Wednesday, April 1, 2009

The Target Market is Not Obvious

munchkin bottle warmer Exhibit A: a bottle warmer by munchkin, a company focussed mainly on baby products. You pour water into the base, put the bottle in the holder, and press the button. A heating element boils the water to steam, which warms the bottle.


piezoelectric buzzer Exhibit B: a piezoelectric buzzer. When the bottle is done heating, the lighted button on the front changes from red to green and the product emits a series of four shrill beeps to announce its successful completion. It is obviously very proud of itself.


The issue, and point of today's rant? When using the bottle warmer you are likely holding a squirming, ravenously hungry baby who really isn't interested in the details of the food preparation equipment. You don't need an audible alarm, as you'll be staring desperately at the warmer ready to snatch the bottle out the instant it has made it from "cold" to "tepid." So at best, the buzzer is annoying. With twins this feature is actively harmful: you really, really don't want to wake the second baby until the first is done eating. Trust me on this one.

PCB showing removed buzzerExhibit C: the empty space on the PCB where the buzzer used to be.

I have to say, I found their user interface to disable the buzzer feature somewhat difficult: a Torx screwdriver and soldering iron.


Who was this thing designed for anyway, and why did they feel a buzzer was necessary? One can only speculate about the product requirements document and user story which led to this feature...

This is Evilyn, a new parent.

Closeup of evil face

When the baby is hungry she puts a bottle in the warmer, turns on the vacuum cleaner to drown out the crying, and goes to watch a little TV. When the bottle is heated there needs to be an indication noticeable despite both the vacuum cleaner and Oprah.

I'm kidding of course, I don't believe there was ever any such product plan. I think the problem is somewhat more subtle: the bottle warmer wasn't really designed for the parent at all — and no, it wasn't designed for the baby either.

Winning the Business

The munchkin corporation might well design some of its products, but as with any large company they would face the "build versus buy" decision for each niche product filling out their lineup. Their main concern is marketing and brand management. So the bottle warmer was quite possibly designed and manufactured by another company, and that other company does not sell directly to parents. Though the product obviously needs to perform its function, their customer is not the end user of the bottle warmer. Their customer is the buyer at the munchkin corporation. They might be designing it under contract or, quite possibly, designing it speculatively and hoping it will be picked up by one or more baby product companies. They have to make a good pitch, or be the most impressive offering at the trade show, to get the buyer to pick them instead of some other supplier.
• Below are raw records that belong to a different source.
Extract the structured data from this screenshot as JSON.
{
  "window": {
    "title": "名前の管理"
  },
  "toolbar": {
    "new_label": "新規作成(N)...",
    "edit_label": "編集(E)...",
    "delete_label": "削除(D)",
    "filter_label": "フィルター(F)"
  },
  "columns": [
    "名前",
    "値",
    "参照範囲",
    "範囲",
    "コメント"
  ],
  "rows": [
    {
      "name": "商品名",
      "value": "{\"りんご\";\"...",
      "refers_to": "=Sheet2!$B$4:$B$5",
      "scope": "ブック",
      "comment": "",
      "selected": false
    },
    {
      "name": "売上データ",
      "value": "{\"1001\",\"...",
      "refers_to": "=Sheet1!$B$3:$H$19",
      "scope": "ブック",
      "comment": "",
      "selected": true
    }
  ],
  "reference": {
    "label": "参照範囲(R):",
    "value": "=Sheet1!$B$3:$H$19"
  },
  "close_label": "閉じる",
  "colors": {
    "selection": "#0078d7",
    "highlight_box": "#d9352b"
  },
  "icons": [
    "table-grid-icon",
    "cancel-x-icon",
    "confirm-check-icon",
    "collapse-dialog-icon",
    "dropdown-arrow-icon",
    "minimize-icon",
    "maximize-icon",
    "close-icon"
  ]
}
In that sort of competition, a longer feature list can be the key to winning the business. The munchkin bottle warmer has several extra features: it can sterilize pacifiers and bottle nipples using steam, it has a lighted button which changes from red to green during operation, and it has the aforementioned infernal buzzer.
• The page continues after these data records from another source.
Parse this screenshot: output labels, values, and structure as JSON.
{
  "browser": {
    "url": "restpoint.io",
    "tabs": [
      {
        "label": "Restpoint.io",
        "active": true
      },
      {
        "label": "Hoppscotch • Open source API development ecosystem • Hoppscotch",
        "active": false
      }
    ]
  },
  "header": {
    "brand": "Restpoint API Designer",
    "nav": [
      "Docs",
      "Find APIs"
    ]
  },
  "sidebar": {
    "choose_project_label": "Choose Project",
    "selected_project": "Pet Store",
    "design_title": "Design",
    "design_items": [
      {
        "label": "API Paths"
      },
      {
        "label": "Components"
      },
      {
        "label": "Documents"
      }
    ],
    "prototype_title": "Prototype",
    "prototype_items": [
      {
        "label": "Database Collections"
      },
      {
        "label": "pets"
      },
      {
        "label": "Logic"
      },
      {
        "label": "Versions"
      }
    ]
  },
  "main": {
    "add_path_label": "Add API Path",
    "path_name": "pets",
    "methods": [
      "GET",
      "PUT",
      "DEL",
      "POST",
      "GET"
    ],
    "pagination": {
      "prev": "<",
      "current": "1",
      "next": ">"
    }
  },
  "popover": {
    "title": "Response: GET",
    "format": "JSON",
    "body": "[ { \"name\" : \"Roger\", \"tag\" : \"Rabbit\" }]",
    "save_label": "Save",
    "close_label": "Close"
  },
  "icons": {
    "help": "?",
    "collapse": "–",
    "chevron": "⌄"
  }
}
Designed By <insert company name here>

So there you have it. When you are vaguely dissatisfied with something you bought, if it just doesn't seem to have been completely thought through, this might be the reason. The designer's target was not you. It was targeted to catch the attention of the buyer for another company. This is also a primary reason why Apple has been so successful in consumer electronics: though they might buy components and software from outside, they never pick up a complete product to slap their logo onto. They retain control of the product design.